お尻、脚の付け根・太ももの後ろ側にかけての痛みとしびれ

Pain in the back of the buttocks and thigh

 お尻の筋肉の緊張が関連します。


 腰痛に伴って多い症状に「脚が痺れる」があります。


 中でも、「お尻の辺りから太ももの裏にかけて」とか「お尻から太ももの外側を通って足先まで」とかいった症状が多いですね。


 こういう場合考えられるのは殿筋群(大殿筋・中殿筋・小殿筋・梨状筋)の過度の緊張。さらにそこへ太ももの裏あたりの筋肉の過度な緊張が合わせて起こっていることもしばしばです。

お尻から脚の外側

 たとえば多いのはこんなパターン。痛みの箇所は赤い線のあたりのお尻から太もも裏の外側にかけて。歩いたりすると痛くなってくるなんていうもの。

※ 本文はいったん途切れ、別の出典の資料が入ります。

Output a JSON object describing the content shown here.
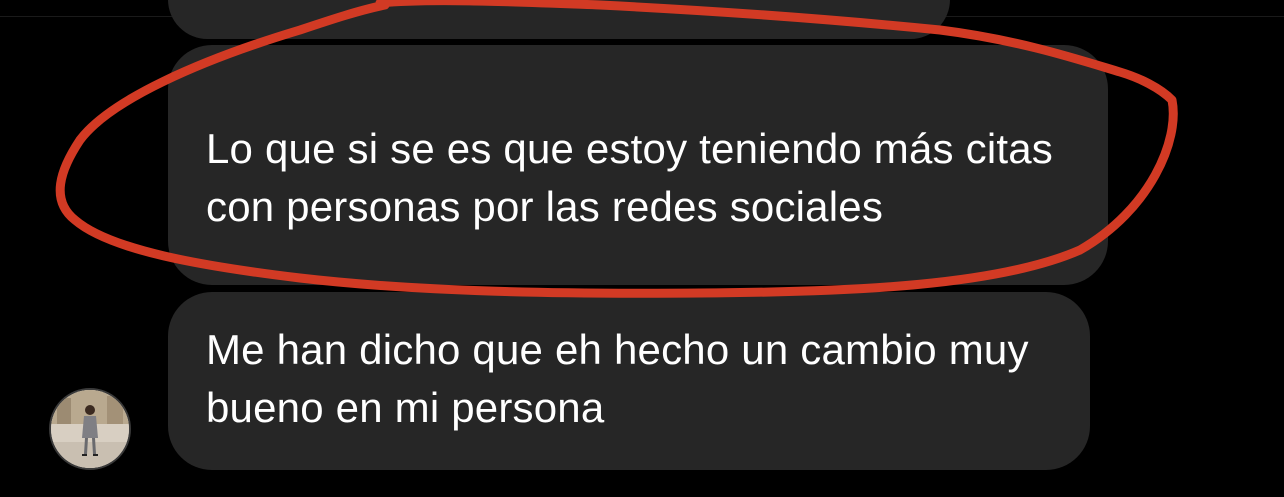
{
  "messages": [
    {
      "text": "Lo que si se es que estoy teniendo más citas con personas por las redes sociales",
      "highlighted": true
    },
    {
      "text": "Me han dicho que eh hecho un cambio muy bueno en mi persona",
      "highlighted": false
    }
  ],
  "colors": {
    "background": "#000000",
    "bubble": "#262626",
    "text": "#ffffff",
    "annotation_stroke": "#d23a24"
  },
  "icons": {
    "avatar": "user-avatar-photo"
  }
}
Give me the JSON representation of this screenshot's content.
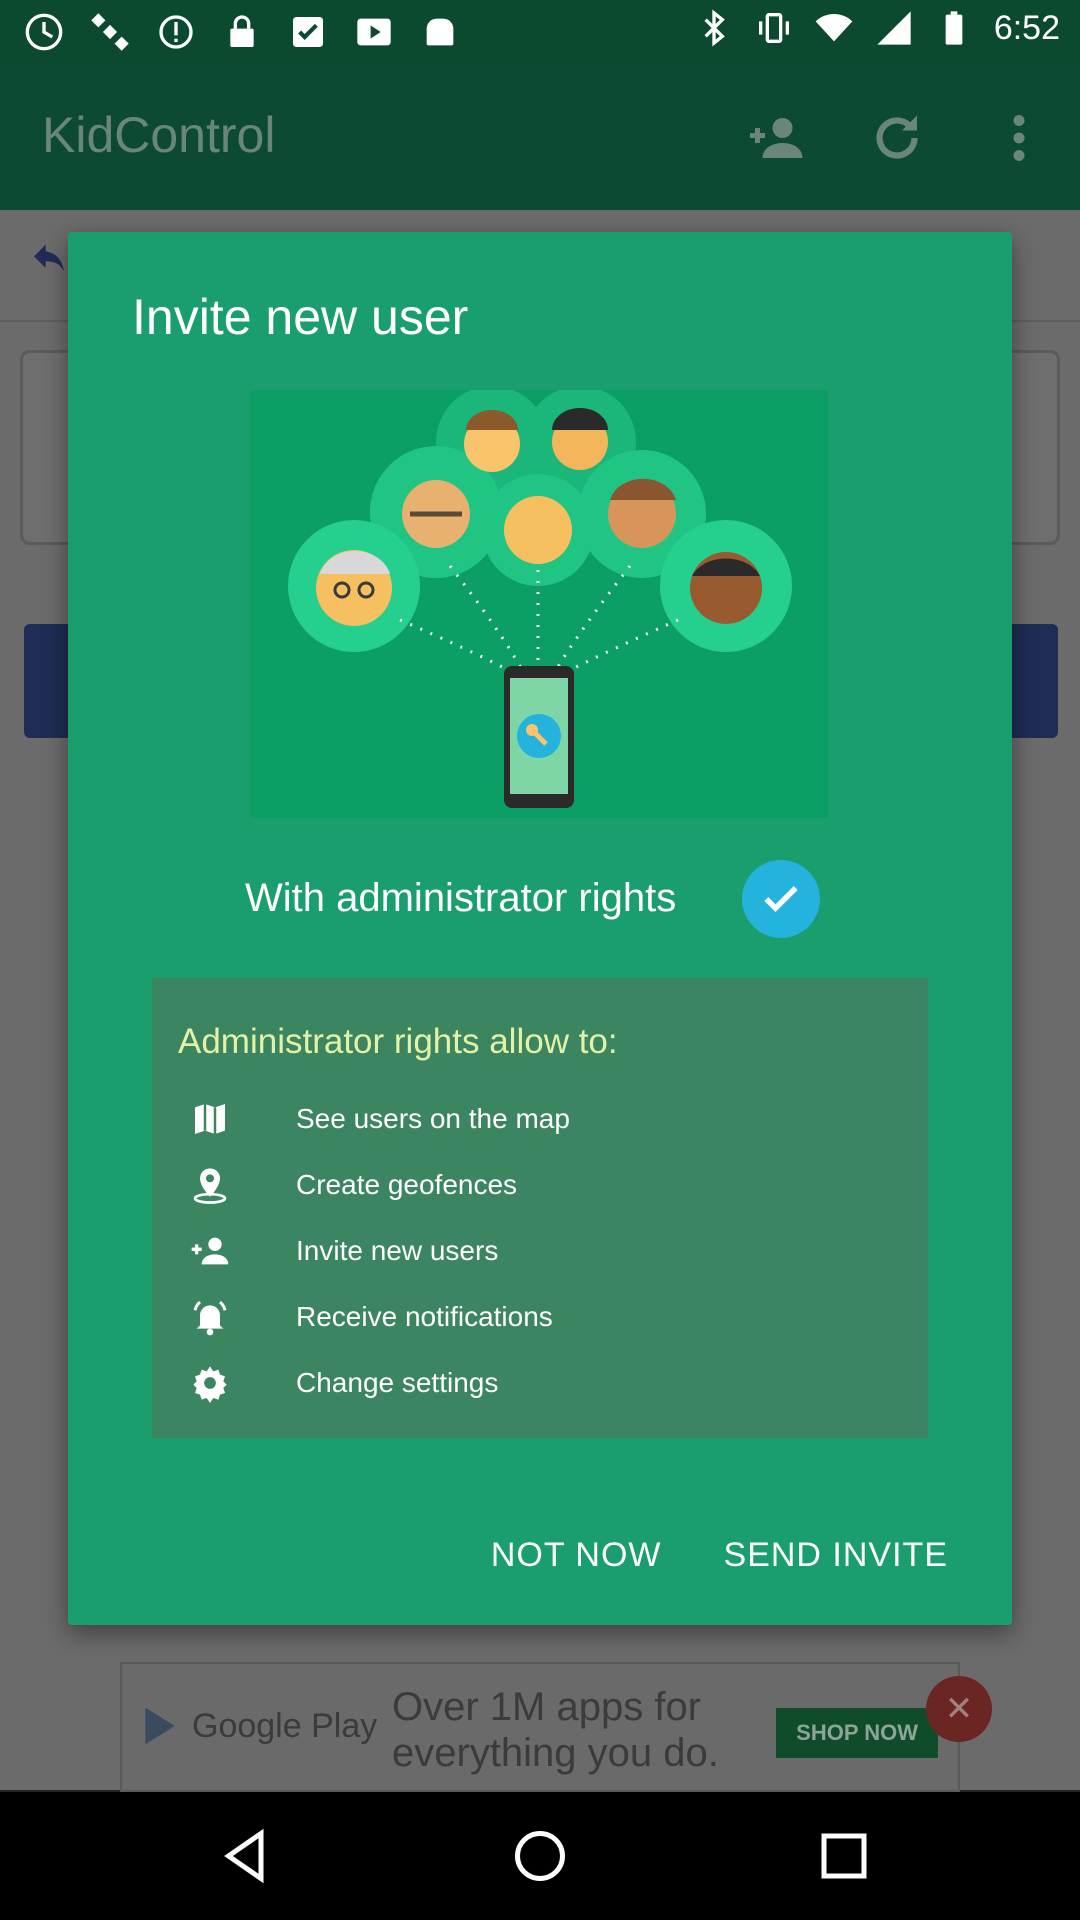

 こういう症状の場合、坐骨神経痛だと思われがちですが、実は神経症状ではないことのほうが圧倒的に多いです。

中殿筋・大腿二頭筋

 これは中殿筋(水色)や大腿二頭筋(緑のライン)に強い緊張があるのです。

 張って緊張しているとその箇所の血流が悪くなっており、力が入った、力がかかった時により収縮して血流が悪くなるため、発痛物質が出て痛みになります。

 緊張のある筋肉は痛くない側と比べて硬く、触られても硬さや痛さがあるのでたいていすぐにわかります。

本当の神経症状ですと触られても感じないとか力が入らず筋肉が弛緩していますから別物です。その場合はすぐに病院に行かないとダメです。


 ですので上のような症状のある時は、まずお尻のどこかに押して痛いところが無いか調べてみます。


 お尻の筋肉にはいくつかあって、それぞれが過剰に緊張したときに症状を出す場所を大雑把に言うと、


 大殿筋・・・・お尻の真ん中・下部あたり

 中殿筋・・・・仙骨(骨盤の真ん中の骨)あたり。骨盤の腸骨と大腿骨の一番上の出っ張りとを結ぶ筋肉。

 小殿筋・・・・お尻・太もものうら・太ももの外側あたり

 梨状筋・・・・お尻の真ん中と外側あたり。骨盤の真ん中の仙骨と大腿骨の一番上の出っ張りを結ぶ筋肉。


 梨状筋というのはおしりのくぼみの所で、ここが緊張すると、お尻のみならず太ももの裏側にも痛みやしびれ感が拡がることも多いので、よく坐骨神経痛だと間違われてしまうのです。


 だいたい上のあたりに押すと痛い点(トリガーポイント)があります。押すと痛みが再現したり、響くような感じがするところです。


 たいてい症状は片方に出ていますので、押した感じを反対側と比べて、硬さがあればすぐにわかりますし、患者さんも押された感じが違うのでわかります。このような筋肉の緊張であれば、その個所をゆるめればしびれや痛みは治まります。



 例)抱き枕でそのまま寝たらお尻の痛み


 本来抱き枕もリラックスして寝るために使用するので、原因として珍しいとは思うのですが、大きさが大きかったり硬いものだと股関節を開いた状態で寝る可能性があります。

その体勢だと梨状筋は縮んで緊張するかもしれません。また、寝返ったりする時に変に力が入る可能性もあるでしょう。


 一応抱き枕を使わないようにお話しし、その後のご来院の時に様子を伺ったところ再発はしていないようでした。


 寝て起きた後に痛みや違和感を感じる場合は、寝具をチェックしてみてください。




 さて施術ではこれら緊張箇所をよくゆるめ、痛い側に体重がかからないように骨盤のバランスを調整します。


 セルフケア方法としては、まず押すと痛い所、響くところを見つけ、そこを痛気持ちよい程度にじっと押してみましょう。しばらく押しているとだんだん痛みが軽くなってくるでしょう(目安は90秒)。よく揉んでもいいです。何箇所もあるなら、一つずつ地道にやっていきましょう。


 さらにストレッチするのも有効で

こうとか、

このように。

これはお尻全体が伸びます。

 梨状筋を伸ばすには、脚を外に出して、あひる座り、ぺたんこ座りのようにしても良いです。写真は寝てますけど、座るだけで良いです。

 ただし男性は内股にするのが苦手なことが多いので、きつければ無理はしないようにして下さい。

大腿二頭筋のストレッチはちょっとした台に足を載せて、つま先を上げ、そのまま体を前に倒すと良いです。